Friday, 10 April 2026

Men behaving badly

. . . and then what?

I've been quite the fanboi for Rory Stewart, not least because of our shared fancy for long-distant walks.  I've read a handful of his books and also listened to hours and hours of his two-hander podcast The Rest is Politics. The other hand on that podcast is Alastair Campbell, known in some quarters as Tony Blair's Liar-in-Chief. I've read a few of his books too. The LiC label is applied primarily because Campbell enabled the British Prime Minister to help destroy Iraq in an absurd-in-hindsight hunt for WMD - weapons of mass destruction. The 'Second Gulf War', starting in 2003, resulted in 4,800 deaths for Coalition forces: +90% of them US troops. That butcher-bill more than doubled the US casualties as a result of 9/11. And of course that is discounting uncountable numbers of Iraqi dead: estimates for which vary between 100,000 and 600,000.

From March to April 2003, it took The Coalition 26 days to topple the Iraqi government of Saddam Hussein. At the end of September 2003, aged 30, British diplomat Rory Stewart rocked up in Al-Amarah as Deputy Governor of the province of Maysān overseeing the security, welfare and development of ~1 million people. The consensus is that the government of Saddam Hussein was a corrupt kleptocracy. Many might have gone along with a plan to replace him with something 'better'. Bush and Blair didn't have anything 'better' beyond general platitudes like democracy, equality, the rule of law, honesty, welfare, market forces.

Deposing the dictator, sacking his dependents and apparatchiks and dismantling the army left a power and security vacuum which was quickly filled by entrepreneurs who seized assets for their own use or to sell for profit. And, like, fair dues: if you're the first through the front door as the Ba'ath-appointed mayor flees out the back why not take the mayor's new desktop computer? It looks like a victimless crime. Same for the police-chief's Mercedes . . . and that nice carpet . . . and an AK-47 might be handy. What is a mighty collective pain in the arse otoh is when entrepreneurs target electricity transmission cables for their value as scrap copper. The easiest way to access abundant copper wire is to push over the [steel] pylons. So one gang's loot !bonanza! requires 20x the investment by the community to restore service. 

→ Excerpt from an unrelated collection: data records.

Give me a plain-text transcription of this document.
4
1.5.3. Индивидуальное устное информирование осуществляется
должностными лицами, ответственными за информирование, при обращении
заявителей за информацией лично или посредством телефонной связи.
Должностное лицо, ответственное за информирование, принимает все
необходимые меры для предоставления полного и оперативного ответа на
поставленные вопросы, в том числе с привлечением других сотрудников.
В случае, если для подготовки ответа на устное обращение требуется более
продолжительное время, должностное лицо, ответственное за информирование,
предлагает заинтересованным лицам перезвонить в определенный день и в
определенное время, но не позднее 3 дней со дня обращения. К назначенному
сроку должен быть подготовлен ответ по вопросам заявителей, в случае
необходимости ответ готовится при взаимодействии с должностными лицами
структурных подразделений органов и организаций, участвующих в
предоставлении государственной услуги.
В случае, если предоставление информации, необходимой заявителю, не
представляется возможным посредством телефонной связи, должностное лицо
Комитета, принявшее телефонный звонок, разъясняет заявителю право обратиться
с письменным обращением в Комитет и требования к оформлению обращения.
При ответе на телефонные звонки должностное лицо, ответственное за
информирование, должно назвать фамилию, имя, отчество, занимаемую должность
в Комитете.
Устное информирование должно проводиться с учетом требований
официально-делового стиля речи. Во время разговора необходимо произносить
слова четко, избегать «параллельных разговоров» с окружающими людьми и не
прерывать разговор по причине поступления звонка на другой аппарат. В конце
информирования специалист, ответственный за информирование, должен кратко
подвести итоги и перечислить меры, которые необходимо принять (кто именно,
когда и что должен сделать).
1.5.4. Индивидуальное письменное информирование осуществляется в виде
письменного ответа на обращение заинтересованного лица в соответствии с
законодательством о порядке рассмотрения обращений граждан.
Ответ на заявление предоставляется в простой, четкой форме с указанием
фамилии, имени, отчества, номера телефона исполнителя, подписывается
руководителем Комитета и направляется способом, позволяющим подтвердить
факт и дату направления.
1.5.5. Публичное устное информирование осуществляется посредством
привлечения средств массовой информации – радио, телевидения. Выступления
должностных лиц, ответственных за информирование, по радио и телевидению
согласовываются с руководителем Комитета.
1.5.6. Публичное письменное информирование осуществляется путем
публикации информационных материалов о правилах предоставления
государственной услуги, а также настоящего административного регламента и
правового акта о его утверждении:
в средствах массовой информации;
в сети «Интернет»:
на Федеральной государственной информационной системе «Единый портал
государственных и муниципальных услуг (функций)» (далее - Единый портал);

You might expect that kind of shittiness in a war-zone. But other shits are available. When UK citizen and laundry consultant Gary Teeley was kidnapped in Apr'04, it was part of Stewart's brief to secure his release. Hours and hours of dickering on the phone with multiple parties to apply pressure in the right spot was difficult enough when all the Iraqis they called claimed more power and influence for themselves than was perhaps strictly true. The local Coalition troops were Italian (a minor partner in the country as a whole); in the midst of these delicate and protracted negotiations, the Italians decided to assault the HQ of one of the political parties "looking for arms". After a week of [mis]communication, Mr Teeley was delivered to Stewart's office, smelling rank but apparently unharmed. Stewart sent him by ambulance to the Italian military hospital to be formally checked over. Consequence: all the immediate global press coverage showed the Italian General welcoming Teeley back from the edge of the abyss. Within a week, it was reported that the [British] SAS had masterminded the rescue . . . using borrowed Italian uniforms. Success has many friends, but failure is an orphan

Rory Stewart was required to be a cog in the machine of a provisional government tasked to disburse (honestly & accountably) b/millions of USDs to restore water-treatment plants, cratered roads, RPGed schools, other aspects community infrastructure which are invisible to, but taken for granted by, us. The Iraqis were conflicted by their hatred and contempt of an alien invasive horde vs the !ka-ching! chance of free cash for pet projects. The US & UK developed a fantasy that after smashing to pieces a functioning [if violent & corrupt] polity, they could replace it with now for something completely different [whc turned out - surprise - to be a sort of idealized version of their best selves] and walk away feeling smug in the accolades of 'success'.

If capitalist democrats maintain that democratic capitalism is the summit of human achievement then excuse me for calling out narcissist delusion. It's like Charles I of England & Scotland claiming the divine right of kings. One of the nicest things about Stewart's book is that he admits that in hindsight he was wrong about the pragmatic effect of some of his political certainties. Can't read the book? At least read this interview.

And whoa-shoa, it hasn't escaped my notice that, even as you read, another US President is seriously contemplating the invasion of another Middle-Eastern Islamic state. What could possibly go wrong?